Next Gen Recommender Systems: Real-time reranking on mobile devices

In the age of information overload, recommender systems have become an indispensable tool in our digital lives to help catalog online content. A lot of large-scale recommender systems today are deployed as a cascade ranking architecture 1. Under such “cloud-to-edge” frameworks, a mobile client initiates a paging request to a cloud server when a user triggers a recommendation scenario, for example by opening their mobile app. And recommendation models on the server side retrieve and return a ranked list of items to be displayed to the user. Often these recommendations are computed in advance on the cloud server.

An exciting line of research has recently started exploring the potential of extending this recommendation computation to edge devices. This article is intended to help understand the need and advantage of computing real-time recommendations on mobile devices. We will also look at the system design and implementation of some of the commercial recommender systems that are built on this idea and are serving billions of users.

Due to network bandwidth and latency constraints, the server usually sends a batch of items and a pagination mechanism is implemented on the client. The server only sends the next batch when a recommendation event is triggered on the client, for example, when the user scrolls to the end of the current page. This means that the system is not designed to respond in real time to changing user behavior and interests, and it leads to the following shortcomings.

  • Delays in getting system feedback: If a user makes her interests known earlier on, for example, by positively interacting with the first few videos in the recommended feed, the recommender system on the server can’t respond to this feedback until the next batch of videos is requested by the client.

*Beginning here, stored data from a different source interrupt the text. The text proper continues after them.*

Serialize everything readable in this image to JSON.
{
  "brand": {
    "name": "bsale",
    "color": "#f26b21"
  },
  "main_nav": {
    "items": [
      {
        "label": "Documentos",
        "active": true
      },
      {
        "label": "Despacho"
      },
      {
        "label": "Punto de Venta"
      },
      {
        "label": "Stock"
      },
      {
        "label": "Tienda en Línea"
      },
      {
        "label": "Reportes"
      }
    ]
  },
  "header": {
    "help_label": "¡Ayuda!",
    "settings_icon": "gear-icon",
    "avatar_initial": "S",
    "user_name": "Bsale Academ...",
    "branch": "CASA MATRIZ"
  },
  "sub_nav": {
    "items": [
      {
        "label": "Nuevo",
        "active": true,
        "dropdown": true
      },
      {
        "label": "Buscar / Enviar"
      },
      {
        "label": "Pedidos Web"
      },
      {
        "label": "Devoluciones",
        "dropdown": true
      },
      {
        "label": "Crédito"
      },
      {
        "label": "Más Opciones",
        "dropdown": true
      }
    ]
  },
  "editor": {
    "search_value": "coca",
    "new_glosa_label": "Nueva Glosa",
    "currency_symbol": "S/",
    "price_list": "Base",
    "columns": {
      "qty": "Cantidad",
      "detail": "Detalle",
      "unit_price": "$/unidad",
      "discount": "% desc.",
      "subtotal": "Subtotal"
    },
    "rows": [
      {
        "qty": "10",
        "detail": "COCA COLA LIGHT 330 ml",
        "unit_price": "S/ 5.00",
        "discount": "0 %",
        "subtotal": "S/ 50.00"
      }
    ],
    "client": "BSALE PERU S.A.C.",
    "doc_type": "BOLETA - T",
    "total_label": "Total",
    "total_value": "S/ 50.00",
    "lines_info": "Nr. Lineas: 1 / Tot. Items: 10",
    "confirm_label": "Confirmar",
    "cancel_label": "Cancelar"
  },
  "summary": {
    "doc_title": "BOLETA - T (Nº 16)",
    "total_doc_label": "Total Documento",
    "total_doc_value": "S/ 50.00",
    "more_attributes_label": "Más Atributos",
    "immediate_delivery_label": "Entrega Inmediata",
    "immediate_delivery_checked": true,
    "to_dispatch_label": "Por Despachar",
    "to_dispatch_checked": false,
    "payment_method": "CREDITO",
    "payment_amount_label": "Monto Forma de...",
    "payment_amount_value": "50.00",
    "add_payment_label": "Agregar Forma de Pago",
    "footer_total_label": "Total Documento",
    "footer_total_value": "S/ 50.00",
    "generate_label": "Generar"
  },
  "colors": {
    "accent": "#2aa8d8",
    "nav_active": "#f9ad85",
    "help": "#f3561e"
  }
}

Depending on the architecture, it may even take tens of seconds or minutes for the recommender system on the server to process and respond to the newly collected user feedback because the new signals can only be processed at the server end. Also, some of the real-time client-specific features such as network conditions are not available to the cloud model in real-time.
  • Delays in adapting to user interests: If the user interacts with an item on the current page, for example, by leaving positive feedback on a video, it is impossible to adjust the order of the remaining content of the batch, even if there are some videos that closely match the new known user interest.

Several other factors help push the idea of cost-effective computation of recommendations on edge devices as mentioned below.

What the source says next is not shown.